If he makes the same degree of improvement this year that he did last year -- a leap that Bailey has said Moore can achieve -- he'll ascend to a Pro Bowl level. That's familiar territory for Broncos safeties; if he makes it there, he'll join the company of Brian Dawkins, John Lynch, Steve Atwater, Tyrone Braxton, Dennis Smith and Billy Thompson, all of whom made the Pro Bowl at safety. Throw in original Ring of Famer Goose Gonsoulin, a four-time AFL All-Star participant, and you have a lineage that spans the club's history.
This is the company Moore wants to keep.
"It reminds me of when I came into UCLA with the safety tradition that we had, with Kenny Easley and Eric Turner and Matt Darby and Shaun Williams and Chris Horton and James Washington," Moore said. "That motivated me to want to be a great, to come out of UCLA. So, it motivates me now to be here as well."
The visual evidence of the Broncos' safety legacy is in the position meeting rooms, where pictures of Denver's Pro Bowlers at each position are displayed.
"Every time I go to the to the defensive backs room I see all the Pro Bowlers and all the big-time safeties," Moore said. "I want to be up there."
To get there, he listened to Dawkins when the two were teammates in 2011, and also talks to Lynch. Both are the type of old-school players whose mindset and play Moore adores.

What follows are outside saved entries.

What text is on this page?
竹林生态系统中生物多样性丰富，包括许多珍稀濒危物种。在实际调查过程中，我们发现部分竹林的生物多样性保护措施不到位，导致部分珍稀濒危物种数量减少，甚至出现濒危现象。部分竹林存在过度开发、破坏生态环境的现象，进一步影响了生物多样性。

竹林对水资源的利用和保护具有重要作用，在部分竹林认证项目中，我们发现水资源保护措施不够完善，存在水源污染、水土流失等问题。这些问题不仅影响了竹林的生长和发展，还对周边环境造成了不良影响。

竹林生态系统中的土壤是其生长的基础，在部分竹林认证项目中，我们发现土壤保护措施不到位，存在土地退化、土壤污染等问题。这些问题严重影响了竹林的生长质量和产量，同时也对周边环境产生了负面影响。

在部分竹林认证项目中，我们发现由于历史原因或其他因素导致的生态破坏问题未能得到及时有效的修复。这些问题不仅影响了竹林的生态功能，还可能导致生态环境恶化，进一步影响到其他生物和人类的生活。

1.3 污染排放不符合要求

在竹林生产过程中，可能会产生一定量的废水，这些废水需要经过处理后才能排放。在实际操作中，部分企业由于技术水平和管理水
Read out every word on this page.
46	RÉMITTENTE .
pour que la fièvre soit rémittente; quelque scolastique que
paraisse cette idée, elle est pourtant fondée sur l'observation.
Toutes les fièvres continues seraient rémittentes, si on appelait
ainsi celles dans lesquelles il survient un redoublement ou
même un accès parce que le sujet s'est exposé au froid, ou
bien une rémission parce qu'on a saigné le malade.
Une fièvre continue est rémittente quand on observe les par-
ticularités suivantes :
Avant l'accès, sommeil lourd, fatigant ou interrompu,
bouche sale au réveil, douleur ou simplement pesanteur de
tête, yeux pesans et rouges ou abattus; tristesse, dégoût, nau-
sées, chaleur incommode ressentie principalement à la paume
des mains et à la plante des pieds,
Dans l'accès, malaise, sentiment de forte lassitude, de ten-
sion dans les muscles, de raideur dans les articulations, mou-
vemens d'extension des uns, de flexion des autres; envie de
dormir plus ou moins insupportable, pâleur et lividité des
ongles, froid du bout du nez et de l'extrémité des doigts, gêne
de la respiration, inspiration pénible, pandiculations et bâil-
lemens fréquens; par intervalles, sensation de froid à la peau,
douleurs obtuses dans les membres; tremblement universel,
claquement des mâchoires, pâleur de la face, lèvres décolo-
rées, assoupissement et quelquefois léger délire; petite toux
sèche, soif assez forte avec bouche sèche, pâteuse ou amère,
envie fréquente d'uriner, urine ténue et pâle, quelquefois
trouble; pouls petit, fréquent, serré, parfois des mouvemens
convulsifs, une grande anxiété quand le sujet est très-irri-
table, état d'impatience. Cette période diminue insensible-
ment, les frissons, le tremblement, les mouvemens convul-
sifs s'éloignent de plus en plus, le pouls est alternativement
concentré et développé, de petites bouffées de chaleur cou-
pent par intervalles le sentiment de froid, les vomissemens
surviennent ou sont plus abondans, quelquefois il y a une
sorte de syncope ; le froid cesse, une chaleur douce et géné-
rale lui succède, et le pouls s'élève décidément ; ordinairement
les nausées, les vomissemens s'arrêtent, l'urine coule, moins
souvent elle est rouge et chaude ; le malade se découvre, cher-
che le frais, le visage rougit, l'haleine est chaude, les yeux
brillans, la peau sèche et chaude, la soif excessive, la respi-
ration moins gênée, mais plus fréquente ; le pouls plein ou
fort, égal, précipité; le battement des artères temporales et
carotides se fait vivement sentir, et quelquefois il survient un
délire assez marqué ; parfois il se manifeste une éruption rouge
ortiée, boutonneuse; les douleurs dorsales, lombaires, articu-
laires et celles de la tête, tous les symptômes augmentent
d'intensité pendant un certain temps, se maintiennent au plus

"I've been talking to (Lynch) since I came in as a rookie," said Moore, who grew up a fan of Lynch's first team, the Tampa Bay Buccaneers. "He's always staying after practice (when he visits Dove Valley) and helping me out with a few things and telling me, 'OK, Rahim, you need to do this; you need to do that.'
"I'm like a sponge every time he talks to me. He's a tremendous guy and he's one of the best ever. So, to make that leap like (Bailey) was saying, you have to learn from those who have been there and done that."
Looking legends in the eye, asking questions and heeding their advice is part of the process. Putting in the grueling hours required is another. The defensive backs last year began arriving at Dove Valley before sunrise to watch tape; those pre-dawn meetings are on this year's schedule, as well, beginning Sunday, when Moore said he arrived before 6 a.m.
Those meetings, along with the summer practices, have helped Moore and a re-shuffled secondary hone their communication. If Bailey doesn't play Thursday, the defensive backfield will feature two new starters in Rodgers-Cromartie and Ihenacho, but Moore believes this will not be a problem.
"It's getting better, actually, because one thing about going out there each and every week is repetition and we've all been repping," Moore said. "It's the same thing if I go to corner and Chris (Harris) goes to safety. Well, we all know the terminology of corner, safety, everything around the whole defense. So, that's the good thing about it.
"We've all been in the room for a few years now. But Rodgers-Cromartie feels like he's been here since I've been here. So, you know, we have a great group."
It's a group of players that can look each other in the eye -- but can communicate in the noisy tumult of game day with a gesture or a nod. It's a group that could be the focal point of the defense if a pass rush rocked by a free-agent departure and a suspension can't replicate its 2012 form.
And it's a group that will lean on Moore, who in year three, has never been more willing to look a teammate in the eyes, get to the point and lead by example.
"I don't want to be mediocre," he said. "I don't want to just be a guy. I want to be a playmaker for this defense."
And if he is, the man who wants to communicate eye-to-eye will be the eye of what the Broncos hope is a hurricane-strength defense.